Le golfe du Saint-Laurent est délimité au nord par la péninsule du Québec-Labrador comprenant la Côte-Nord du Québec, à l'est par Terre-Neuve, au sud par la côte sud-est de l'île du Cap-Breton, au sud-ouest par la Nouvelle-Écosse, et à l'ouest par le Nouveau-Brunswick puis par la Gaspésie (province de Québec).

Il communique avec l'Atlantique à travers deux passages : le détroit de Belle Isle entre Terre-Neuve et le Labrador puis le détroit de Cabot entre Terre-Neuve et l'île du Cap-Breton.

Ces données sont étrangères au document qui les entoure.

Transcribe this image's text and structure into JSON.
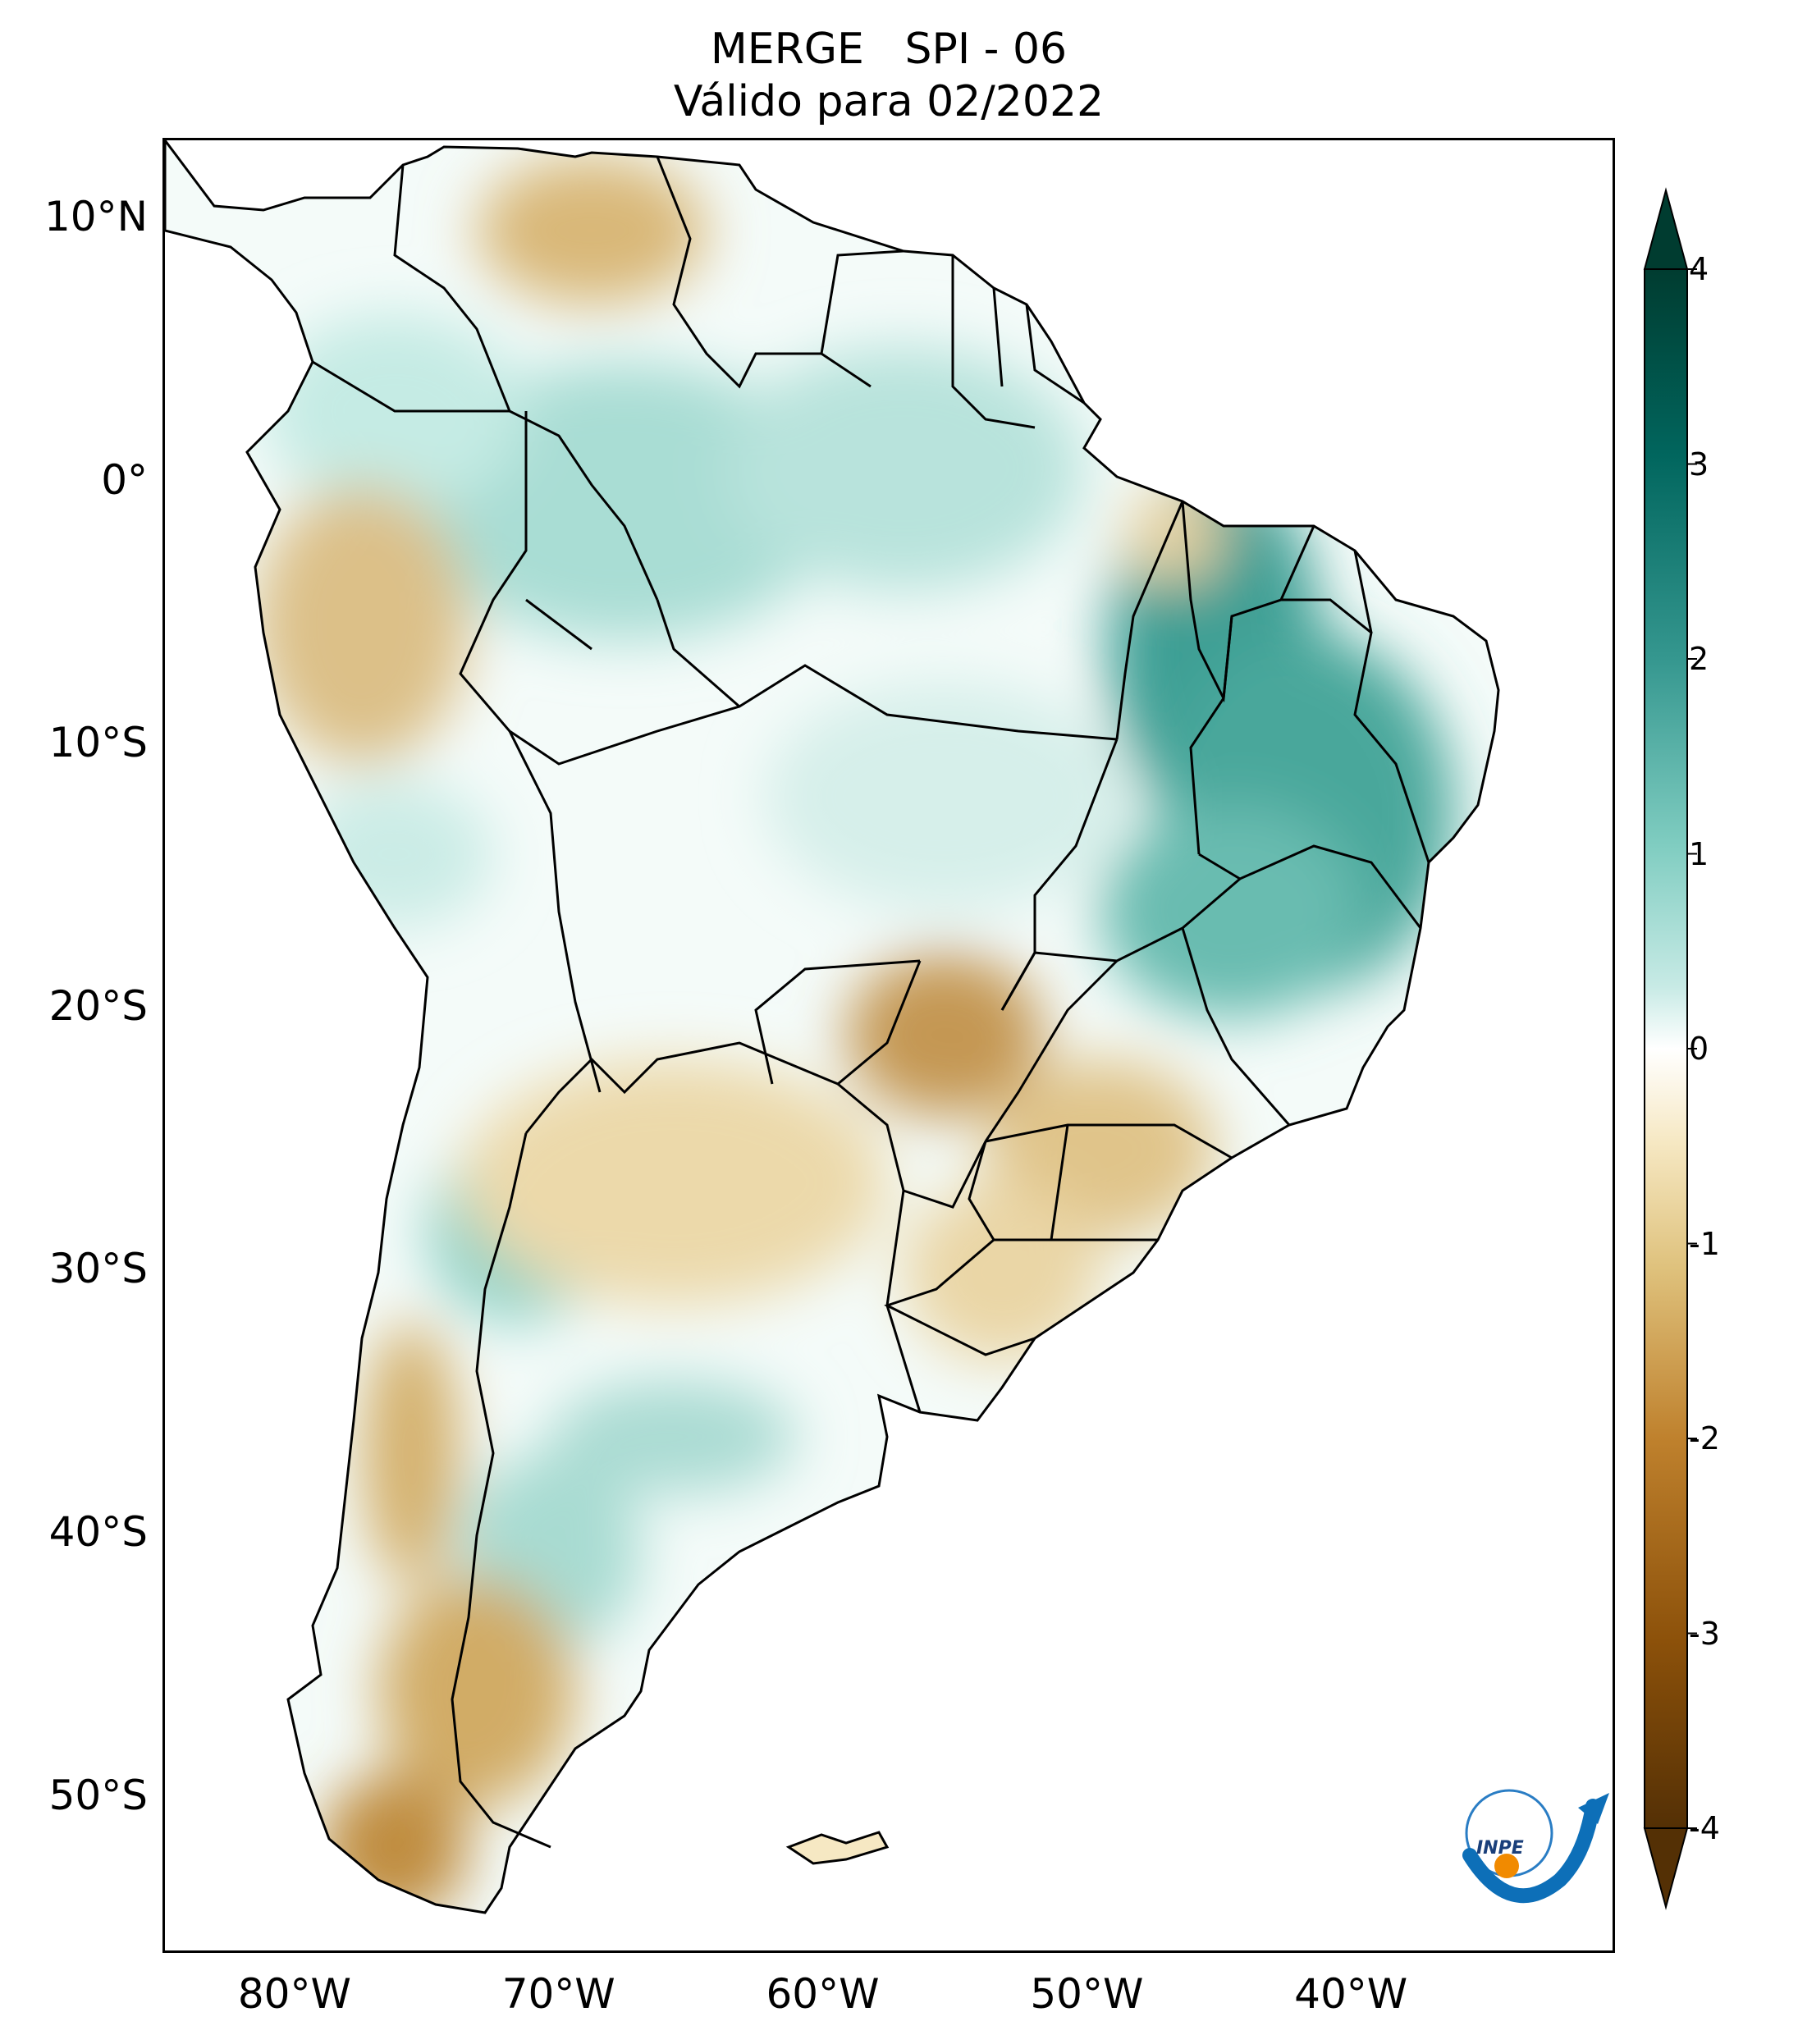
{
  "title": {
    "line1": "MERGE   SPI - 06",
    "line2": "Válido para 02/2022"
  },
  "map": {
    "region": "South America",
    "lon_range": [
      -85,
      -30
    ],
    "lat_range": [
      -56,
      13
    ],
    "lat_ticks": [
      {
        "value": 10,
        "label": "10°N"
      },
      {
        "value": 0,
        "label": "0°"
      },
      {
        "value": -10,
        "label": "10°S"
      },
      {
        "value": -20,
        "label": "20°S"
      },
      {
        "value": -30,
        "label": "30°S"
      },
      {
        "value": -40,
        "label": "40°S"
      },
      {
        "value": -50,
        "label": "50°S"
      }
    ],
    "lon_ticks": [
      {
        "value": -80,
        "label": "80°W"
      },
      {
        "value": -70,
        "label": "70°W"
      },
      {
        "value": -60,
        "label": "60°W"
      },
      {
        "value": -50,
        "label": "50°W"
      },
      {
        "value": -40,
        "label": "40°W"
      }
    ]
  },
  "colorbar": {
    "min": -4,
    "max": 4,
    "extend": "both",
    "ticks": [
      {
        "value": 4,
        "label": "4"
      },
      {
        "value": 3,
        "label": "3"
      },
      {
        "value": 2,
        "label": "2"
      },
      {
        "value": 1,
        "label": "1"
      },
      {
        "value": 0,
        "label": "0"
      },
      {
        "value": -1,
        "label": "-1"
      },
      {
        "value": -2,
        "label": "-2"
      },
      {
        "value": -3,
        "label": "-3"
      },
      {
        "value": -4,
        "label": "-4"
      }
    ],
    "colors": [
      "#543005",
      "#8c510a",
      "#bf812d",
      "#dfc27d",
      "#f6e8c3",
      "#ffffff",
      "#c7eae5",
      "#80cdc1",
      "#35978f",
      "#01665e",
      "#003c30"
    ]
  },
  "logo": {
    "text": "INPE"
  }
}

Une troisième embouchure, le détroit de Canso entre l'île du Cap-Breton et la Nouvelle-Écosse continentale, a été fermée à la suite de la construction de la chaussée de Canso en 1955.

Dans l'Ouest du golfe se situent la baie des Chaleurs, un bras de mer du golfe du Saint-Laurent, un peu plus au sud l'estuaire de la rivière Miramichi (ou baie de Miramichi), au sud-ouest le détroit de Northumberland qui sépare l'île du Prince-Édouard du continent et enfin au sud la baie Saint-Georges (Nouvelle-Écosse) (en), formée par la péninsule de Nouvelle-Écosse et l'île du Cap-Breton.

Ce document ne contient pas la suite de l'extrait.